It was more like an obituary than a news item.
Maybe that is what it was.
For years, reformers in Alabama have tried to push through legislation that would make it hard for candidates and causes to hide the sources of financial contributions. Everyone — and we mean everyone — says that to discover who or what is behind any campaign, all you have to do is “follow the money.”
But in Alabama, you can’t. The state Legislature is full of politicians who make a big deal about transparency in government, but they won’t pass legislation to end the practice of PAC-to-PAC transfers. Don’t expect it to happen this year, either, since only two days remain in this session.
(In fairness, the Alabama House has passed such a bill, but it always gets bogged down in the state Senate — much to the relief, some say, of House members who would never have voted for it if they thought the Senate would have followed suit.)
Don’t forget the facts: A PAC-to-PAC transfer is the political money-laundering scheme that allows a contributor to give money to a political action committee set up by an organization or individual.
That organization or individual can then give that money to a cause without revealing where the money came from in the first place.
For politicians — especially those as high in stature as the governor — it creates some extremely sticky situations.
What is known is that the Alabama Republican Party contributed $93,000 to the governor’s anti-bingo efforts, and no one is definitively saying where the GOP got the money — though Riley surely knows.
State GOP Chairman Mike Hubbard didn’t tell the Associated Press the original source of the $93,000. But he did say that some people who wanted to aid Riley’s fight against electronic bingo also didn’t want to donate directly to the governor’s PAC.
“It’s money we would not have had otherwise,” Hubbard said.
In other words, it’s money whose origin is hidden from public view.
Thus, there will be doubts and suspicions until Riley or the GOP reveal where the Alabama Republican Party got the money in the first place.

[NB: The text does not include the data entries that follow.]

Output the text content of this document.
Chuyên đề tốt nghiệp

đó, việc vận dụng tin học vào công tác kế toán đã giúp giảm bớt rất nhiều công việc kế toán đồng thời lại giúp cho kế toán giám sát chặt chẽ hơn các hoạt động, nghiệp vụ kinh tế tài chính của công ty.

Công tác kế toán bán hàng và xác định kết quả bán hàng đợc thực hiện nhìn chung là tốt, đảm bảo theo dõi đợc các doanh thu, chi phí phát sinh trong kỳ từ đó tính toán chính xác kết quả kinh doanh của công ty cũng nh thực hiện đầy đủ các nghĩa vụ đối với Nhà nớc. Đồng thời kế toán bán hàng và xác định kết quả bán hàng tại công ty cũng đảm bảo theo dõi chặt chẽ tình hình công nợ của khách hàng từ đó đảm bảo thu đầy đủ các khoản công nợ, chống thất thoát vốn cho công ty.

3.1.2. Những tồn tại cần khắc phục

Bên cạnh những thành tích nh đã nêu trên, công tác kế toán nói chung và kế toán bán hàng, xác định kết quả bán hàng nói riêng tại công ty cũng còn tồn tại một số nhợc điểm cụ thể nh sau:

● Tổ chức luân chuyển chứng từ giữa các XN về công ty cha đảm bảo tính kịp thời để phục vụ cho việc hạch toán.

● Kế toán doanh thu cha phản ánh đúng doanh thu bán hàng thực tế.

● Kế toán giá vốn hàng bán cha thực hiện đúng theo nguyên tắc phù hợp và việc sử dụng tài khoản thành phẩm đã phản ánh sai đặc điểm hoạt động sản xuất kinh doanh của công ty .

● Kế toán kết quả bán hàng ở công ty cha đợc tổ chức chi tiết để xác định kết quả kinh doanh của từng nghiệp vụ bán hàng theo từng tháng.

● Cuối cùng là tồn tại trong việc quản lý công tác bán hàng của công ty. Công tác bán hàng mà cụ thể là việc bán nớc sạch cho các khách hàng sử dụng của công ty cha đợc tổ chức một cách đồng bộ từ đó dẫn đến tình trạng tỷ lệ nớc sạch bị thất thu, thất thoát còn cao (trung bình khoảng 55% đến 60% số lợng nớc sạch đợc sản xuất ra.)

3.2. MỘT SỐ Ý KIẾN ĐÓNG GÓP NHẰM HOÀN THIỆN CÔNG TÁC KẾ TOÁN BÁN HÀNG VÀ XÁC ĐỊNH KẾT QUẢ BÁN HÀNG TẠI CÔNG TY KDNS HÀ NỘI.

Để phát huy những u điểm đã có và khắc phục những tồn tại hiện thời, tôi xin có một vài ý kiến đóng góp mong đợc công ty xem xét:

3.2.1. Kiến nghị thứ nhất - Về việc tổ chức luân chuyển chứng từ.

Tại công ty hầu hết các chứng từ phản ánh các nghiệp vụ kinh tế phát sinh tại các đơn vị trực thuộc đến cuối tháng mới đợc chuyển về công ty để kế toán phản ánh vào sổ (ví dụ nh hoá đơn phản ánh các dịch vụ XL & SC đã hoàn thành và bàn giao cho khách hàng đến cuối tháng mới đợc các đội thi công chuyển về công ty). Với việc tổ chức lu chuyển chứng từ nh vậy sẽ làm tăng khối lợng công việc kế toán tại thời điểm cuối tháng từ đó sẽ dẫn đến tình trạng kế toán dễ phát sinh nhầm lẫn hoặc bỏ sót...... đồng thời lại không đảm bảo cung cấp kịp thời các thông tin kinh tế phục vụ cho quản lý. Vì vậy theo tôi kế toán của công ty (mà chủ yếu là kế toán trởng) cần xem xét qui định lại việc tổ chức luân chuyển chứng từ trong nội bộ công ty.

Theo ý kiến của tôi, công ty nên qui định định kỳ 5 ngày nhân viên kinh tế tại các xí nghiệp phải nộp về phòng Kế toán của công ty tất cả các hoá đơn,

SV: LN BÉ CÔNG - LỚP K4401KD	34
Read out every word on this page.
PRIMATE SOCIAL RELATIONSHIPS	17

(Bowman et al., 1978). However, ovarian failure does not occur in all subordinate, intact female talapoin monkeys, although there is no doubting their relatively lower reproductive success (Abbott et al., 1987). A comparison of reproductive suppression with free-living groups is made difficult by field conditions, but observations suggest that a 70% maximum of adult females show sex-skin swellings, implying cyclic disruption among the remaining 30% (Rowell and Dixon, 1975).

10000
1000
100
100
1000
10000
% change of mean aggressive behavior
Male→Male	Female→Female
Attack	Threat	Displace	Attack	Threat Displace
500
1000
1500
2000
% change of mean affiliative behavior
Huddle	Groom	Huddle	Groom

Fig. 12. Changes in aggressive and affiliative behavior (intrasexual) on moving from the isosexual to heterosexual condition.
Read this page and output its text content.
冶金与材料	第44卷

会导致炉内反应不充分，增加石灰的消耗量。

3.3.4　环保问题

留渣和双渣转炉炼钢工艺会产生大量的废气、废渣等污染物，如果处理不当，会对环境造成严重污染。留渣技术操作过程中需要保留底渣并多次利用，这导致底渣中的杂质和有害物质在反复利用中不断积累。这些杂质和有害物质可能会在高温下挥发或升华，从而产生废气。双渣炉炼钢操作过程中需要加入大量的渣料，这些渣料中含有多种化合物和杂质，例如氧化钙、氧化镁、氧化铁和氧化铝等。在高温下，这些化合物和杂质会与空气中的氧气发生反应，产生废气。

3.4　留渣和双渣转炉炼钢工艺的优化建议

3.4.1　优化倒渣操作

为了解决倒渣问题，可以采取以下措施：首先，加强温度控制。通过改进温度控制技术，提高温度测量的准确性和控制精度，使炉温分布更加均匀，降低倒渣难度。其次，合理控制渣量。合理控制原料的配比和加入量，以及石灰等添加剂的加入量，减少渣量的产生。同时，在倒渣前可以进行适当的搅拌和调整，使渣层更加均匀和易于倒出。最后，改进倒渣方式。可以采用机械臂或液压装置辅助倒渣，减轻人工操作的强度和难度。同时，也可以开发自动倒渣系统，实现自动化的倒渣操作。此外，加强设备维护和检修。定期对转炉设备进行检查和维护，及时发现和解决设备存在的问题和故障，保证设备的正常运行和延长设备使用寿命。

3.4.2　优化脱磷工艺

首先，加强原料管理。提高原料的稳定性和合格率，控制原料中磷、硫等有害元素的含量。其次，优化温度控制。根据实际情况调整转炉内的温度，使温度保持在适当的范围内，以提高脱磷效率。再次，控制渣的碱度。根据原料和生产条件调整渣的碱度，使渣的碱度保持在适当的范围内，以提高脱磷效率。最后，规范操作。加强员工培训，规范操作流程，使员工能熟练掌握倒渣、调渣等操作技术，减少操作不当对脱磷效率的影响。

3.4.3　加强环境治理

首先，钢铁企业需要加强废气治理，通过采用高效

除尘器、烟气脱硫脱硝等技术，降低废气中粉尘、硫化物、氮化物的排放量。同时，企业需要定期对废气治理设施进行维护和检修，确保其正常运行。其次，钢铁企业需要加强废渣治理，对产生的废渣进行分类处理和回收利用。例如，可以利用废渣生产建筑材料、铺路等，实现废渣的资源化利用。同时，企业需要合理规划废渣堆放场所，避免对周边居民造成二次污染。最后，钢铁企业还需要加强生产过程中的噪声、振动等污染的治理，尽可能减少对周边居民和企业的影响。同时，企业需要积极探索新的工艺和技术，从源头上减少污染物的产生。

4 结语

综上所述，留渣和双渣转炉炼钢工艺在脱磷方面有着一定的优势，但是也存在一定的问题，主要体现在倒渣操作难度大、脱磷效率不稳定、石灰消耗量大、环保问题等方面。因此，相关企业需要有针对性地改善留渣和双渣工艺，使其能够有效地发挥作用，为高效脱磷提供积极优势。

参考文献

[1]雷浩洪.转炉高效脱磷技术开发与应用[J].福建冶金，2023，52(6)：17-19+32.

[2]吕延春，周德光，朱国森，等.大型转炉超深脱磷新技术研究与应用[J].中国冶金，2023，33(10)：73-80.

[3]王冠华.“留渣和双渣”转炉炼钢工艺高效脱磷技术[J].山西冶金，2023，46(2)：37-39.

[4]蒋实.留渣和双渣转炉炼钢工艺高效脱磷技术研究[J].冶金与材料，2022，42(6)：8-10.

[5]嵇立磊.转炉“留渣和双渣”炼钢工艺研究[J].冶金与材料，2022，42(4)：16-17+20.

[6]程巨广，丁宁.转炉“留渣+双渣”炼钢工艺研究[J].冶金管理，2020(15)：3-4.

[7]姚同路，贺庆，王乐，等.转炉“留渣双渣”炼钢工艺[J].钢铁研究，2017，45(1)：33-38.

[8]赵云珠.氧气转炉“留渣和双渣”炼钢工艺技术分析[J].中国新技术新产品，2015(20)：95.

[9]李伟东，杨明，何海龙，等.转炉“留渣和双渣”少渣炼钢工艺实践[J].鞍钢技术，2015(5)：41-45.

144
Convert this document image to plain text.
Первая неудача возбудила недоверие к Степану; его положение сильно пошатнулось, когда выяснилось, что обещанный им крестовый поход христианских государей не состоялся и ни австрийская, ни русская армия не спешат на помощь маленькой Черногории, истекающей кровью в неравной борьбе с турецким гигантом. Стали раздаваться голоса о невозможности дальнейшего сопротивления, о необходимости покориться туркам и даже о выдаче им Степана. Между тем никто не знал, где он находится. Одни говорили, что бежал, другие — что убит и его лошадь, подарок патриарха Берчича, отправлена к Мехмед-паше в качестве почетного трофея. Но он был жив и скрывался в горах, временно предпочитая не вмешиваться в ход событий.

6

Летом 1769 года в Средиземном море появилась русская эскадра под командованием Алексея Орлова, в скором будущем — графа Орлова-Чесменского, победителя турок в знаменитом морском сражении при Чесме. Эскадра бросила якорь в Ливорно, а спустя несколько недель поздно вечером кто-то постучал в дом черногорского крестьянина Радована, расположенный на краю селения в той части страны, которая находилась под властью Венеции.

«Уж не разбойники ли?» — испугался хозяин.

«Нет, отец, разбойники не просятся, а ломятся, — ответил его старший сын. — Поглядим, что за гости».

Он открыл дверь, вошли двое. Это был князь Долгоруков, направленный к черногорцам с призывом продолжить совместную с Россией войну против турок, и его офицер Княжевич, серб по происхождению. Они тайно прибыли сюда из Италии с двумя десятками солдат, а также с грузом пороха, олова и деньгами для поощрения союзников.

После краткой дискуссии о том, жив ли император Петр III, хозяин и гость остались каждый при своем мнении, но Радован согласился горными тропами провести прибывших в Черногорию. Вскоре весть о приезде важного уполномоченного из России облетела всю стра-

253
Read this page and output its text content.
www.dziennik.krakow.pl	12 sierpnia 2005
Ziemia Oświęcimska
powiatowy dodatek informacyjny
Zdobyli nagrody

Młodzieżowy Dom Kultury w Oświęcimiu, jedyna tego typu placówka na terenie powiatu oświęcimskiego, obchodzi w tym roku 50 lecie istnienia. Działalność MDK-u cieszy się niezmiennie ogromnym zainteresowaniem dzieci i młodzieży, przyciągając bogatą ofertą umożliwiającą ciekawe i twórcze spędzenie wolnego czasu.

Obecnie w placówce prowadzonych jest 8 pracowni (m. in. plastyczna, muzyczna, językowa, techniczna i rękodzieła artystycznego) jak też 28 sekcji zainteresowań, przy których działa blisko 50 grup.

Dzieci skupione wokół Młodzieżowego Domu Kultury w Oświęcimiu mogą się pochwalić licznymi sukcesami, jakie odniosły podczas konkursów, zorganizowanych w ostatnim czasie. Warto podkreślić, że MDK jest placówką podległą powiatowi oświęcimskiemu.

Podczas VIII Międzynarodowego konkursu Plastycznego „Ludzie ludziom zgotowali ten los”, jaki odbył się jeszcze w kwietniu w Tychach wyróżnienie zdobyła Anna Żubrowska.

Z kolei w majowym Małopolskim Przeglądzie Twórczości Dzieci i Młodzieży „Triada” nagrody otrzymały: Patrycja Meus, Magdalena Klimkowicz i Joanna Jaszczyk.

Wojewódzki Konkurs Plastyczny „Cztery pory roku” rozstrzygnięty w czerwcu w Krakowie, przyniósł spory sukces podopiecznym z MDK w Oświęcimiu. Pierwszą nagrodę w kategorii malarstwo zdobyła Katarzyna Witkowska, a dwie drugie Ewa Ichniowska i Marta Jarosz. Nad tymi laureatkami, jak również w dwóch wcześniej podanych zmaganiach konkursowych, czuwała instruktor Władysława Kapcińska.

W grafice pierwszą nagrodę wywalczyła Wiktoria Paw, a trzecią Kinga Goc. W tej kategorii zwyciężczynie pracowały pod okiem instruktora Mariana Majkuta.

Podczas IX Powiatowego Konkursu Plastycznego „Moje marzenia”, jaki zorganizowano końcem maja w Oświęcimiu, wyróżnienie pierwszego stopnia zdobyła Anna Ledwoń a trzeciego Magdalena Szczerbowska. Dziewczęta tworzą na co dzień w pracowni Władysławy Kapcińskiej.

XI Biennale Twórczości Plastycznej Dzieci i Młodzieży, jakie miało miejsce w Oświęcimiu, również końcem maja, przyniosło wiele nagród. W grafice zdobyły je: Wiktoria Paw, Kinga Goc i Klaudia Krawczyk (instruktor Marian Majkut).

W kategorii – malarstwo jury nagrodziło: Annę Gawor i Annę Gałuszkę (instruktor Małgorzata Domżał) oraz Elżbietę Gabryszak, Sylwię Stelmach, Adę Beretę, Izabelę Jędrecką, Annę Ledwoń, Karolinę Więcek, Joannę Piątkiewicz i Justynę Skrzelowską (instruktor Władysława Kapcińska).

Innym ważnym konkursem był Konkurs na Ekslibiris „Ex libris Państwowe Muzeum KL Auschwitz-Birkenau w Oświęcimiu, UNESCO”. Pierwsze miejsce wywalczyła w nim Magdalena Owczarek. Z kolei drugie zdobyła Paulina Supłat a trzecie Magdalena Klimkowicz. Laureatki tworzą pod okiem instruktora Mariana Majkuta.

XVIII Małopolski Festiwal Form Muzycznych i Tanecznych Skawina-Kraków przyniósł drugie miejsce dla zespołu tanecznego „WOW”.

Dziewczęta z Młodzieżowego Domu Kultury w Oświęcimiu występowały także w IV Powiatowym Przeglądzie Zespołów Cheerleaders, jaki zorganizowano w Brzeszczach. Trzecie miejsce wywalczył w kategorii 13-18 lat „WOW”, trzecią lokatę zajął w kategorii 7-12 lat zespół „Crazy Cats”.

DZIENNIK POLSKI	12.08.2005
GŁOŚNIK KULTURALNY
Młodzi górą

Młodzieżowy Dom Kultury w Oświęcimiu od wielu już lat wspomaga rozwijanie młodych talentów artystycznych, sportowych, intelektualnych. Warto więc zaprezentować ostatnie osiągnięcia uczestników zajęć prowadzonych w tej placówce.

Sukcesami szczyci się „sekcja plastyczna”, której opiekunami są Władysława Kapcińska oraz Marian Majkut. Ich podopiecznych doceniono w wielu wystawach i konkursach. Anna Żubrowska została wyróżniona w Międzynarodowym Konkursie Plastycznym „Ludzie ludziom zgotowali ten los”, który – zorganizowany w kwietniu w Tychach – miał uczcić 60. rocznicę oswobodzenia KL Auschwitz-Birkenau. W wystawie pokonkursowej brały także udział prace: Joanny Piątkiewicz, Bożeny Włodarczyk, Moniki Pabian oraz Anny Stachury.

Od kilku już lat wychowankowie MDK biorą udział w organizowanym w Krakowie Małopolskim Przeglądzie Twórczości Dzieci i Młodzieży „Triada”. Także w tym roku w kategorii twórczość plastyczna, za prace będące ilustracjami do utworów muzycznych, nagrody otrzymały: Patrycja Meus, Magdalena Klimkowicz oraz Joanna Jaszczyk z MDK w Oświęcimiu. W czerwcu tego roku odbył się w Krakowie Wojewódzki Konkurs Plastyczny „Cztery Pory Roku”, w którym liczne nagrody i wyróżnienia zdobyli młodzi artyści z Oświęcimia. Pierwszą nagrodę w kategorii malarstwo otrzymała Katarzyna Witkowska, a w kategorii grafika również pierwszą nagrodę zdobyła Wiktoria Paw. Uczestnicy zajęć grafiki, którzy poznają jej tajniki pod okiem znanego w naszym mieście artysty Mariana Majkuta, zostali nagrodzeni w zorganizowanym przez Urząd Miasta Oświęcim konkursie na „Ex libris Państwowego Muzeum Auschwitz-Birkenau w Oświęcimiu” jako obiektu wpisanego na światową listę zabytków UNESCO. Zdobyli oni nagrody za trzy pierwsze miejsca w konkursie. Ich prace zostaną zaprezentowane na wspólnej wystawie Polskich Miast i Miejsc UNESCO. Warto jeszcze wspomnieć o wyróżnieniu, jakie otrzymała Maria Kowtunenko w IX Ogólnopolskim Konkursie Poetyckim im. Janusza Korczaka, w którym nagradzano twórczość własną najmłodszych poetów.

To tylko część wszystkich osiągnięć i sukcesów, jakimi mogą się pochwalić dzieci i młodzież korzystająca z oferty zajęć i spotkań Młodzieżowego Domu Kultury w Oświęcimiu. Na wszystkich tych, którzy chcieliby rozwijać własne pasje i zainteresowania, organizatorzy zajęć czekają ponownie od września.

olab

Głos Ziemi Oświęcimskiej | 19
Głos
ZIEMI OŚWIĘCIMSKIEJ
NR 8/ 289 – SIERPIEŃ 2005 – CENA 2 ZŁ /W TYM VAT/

Though Riley is on record opposing PAC-to-PAC transfers, his communications director, Jeff Emerson, told the AP that since the state Legislature has not passed PAC reforms that the governor proposed, the practice is legal and “Gov. Riley is going to follow the law, and he is.”
But he doesn’t have to.
Though the Legislature has not voted to end PAC-to-PAC transfers, the law does not prohibit anyone from revealing the source of the contributions they receive. Since it is unlikely that the Legislature will outlaw the practice this year, it now falls to Riley to take the secrecy out of the scheme by opening the books for all to see.